Replicate fertility estimates stratified by various sociodemographic characteristics.

```{r table52}
## Replicate DHS Table 5.2
calc_tfr(zzir, ~v102) # residence
calc_tfr(zzir, ~v101) # region
calc_tfr(zzir, ~v106) # education
calc_tfr(zzir, ~v190) # wealth quintile
calc_tfr(zzir) # total
```

Generate estimates stratified by both calendar period and time preceding survey.
```{r caltips}
calc_tfr(zzir, period = c(2010, 2013, 2015), tips=0:5)
```

Calculate ASFR by birth cohort.
```{r asfrcoh}
asfr_coh <- calc_asfr(zzir, cohort=c(1980, 1985, 1990, 1995), tips=NULL)
reshape2::dcast(asfr_coh, agegr ~ cohort, value.var = "asfr")
```

## To Do

* Refactor for single `calc_rate()` function used by mortality and fertility calculations.
* Add indirect indicators
* Implement DHS child mortality calculation (Rutstein and Rojas 2006).
* Handle married women only datasets.
* Calculate multiple aggregations of nqx and sample correlation of these (e.g.

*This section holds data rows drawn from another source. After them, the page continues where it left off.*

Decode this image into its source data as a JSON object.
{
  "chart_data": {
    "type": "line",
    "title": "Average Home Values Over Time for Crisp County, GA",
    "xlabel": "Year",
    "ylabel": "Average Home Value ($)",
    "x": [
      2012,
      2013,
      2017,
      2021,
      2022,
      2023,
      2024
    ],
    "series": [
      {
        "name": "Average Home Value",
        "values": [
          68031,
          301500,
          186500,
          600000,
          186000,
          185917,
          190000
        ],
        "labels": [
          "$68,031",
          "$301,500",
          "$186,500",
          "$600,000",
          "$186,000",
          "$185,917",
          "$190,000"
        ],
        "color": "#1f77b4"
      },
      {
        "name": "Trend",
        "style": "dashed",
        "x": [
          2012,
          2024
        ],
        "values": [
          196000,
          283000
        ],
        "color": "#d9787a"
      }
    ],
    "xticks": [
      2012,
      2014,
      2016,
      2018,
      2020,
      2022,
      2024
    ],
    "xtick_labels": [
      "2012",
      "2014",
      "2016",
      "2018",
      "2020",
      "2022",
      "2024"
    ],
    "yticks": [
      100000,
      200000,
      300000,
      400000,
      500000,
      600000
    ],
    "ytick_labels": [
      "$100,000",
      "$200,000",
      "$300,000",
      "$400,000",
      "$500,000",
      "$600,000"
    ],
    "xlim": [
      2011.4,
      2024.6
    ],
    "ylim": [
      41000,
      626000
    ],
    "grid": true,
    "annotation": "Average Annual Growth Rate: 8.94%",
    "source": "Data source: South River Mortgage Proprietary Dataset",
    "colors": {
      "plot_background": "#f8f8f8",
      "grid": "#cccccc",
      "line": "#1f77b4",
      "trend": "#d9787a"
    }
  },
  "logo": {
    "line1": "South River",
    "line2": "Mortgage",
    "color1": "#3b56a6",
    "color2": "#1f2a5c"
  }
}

NN, PN, 1q0, 4q1, 5q0).
* Document everything...
* Develop, test, and create examples for non-DHS household surveys, e.g. MICS, WFS.
* Extend interface to allow specification of formula, variable name, or vectors.

* Add some basic data checking before rate calculation, good warnings, potentially
automatic handling.
[ ] Variable names all exist.
[ ] No missing data in date variables.
[ ] Episode start date is before episode end date.
[ ] All birth history ids appear in respondent dataset.